Roger Cohen NYT 2/26/16
WASHINGTON This is the speech President Obama did not make on his foreign policy (with thanks to Stephen Heintz, a shrewd observer of Americas role in the world):
In 2016, we have no business building other nations. It is for them to decide their fates. As a result, I have asked a lot of questions, so many that I hear that Bob Blackwill, a senior fellow at the Council on Foreign Relations, calls me the king of the slippery-slope school of foreign policy.
Ill take that moniker, if the alternative is to embrace feel-good posturing and drift into another intractable war in which young Americans die for murky causes in the indifferent sands of the Middle East.
Should I have backed the pro-democracy uprising of young Iranians in 2009 against the regime, and might American support have tipped the balance? Should I have done more to ensure the fragile Egyptian experiment in democracy did not fail by pressing former President Mohamed Morsi to restrain his divisive Muslim Brotherhood agenda? Should I have called the coup that ousted him a coup?
Should I have armed the rebels in Syria, or established a no-fly zone once President Bashar al-Assad began murdering his citizens en masse, or set up a safe area to protect desperate refugees as a gage of our determination?
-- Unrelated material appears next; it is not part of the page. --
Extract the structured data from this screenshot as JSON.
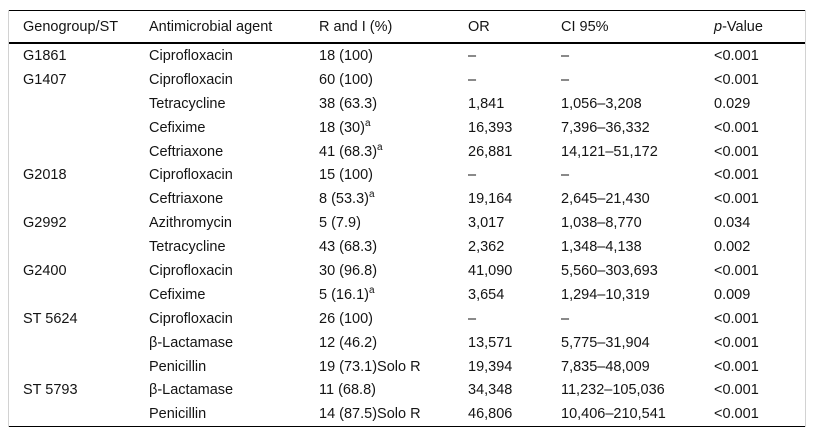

Should I have upheld through one-off punitive military strikes against Assad the red line I set against the use of chemical weapons and so demonstrated to the Saudis and other Sunni gulf states that I was not, as they believe, in the pocket of the Shia world? In short, should I have kept my word and taken more risks to save Syria, oust Assad and stop Putin dictating the outcome?
Perhaps. I know members of my foreign policy team have agonized over Syria and its quarter-million dead. One or two may have been close to resigning. The refugee flow into Europe destabilizes allies. But I do not lose sleep. This job is about tough choices. Restraint was the wiser option for a chastened America unready to pass the mantle but condemned now to share it.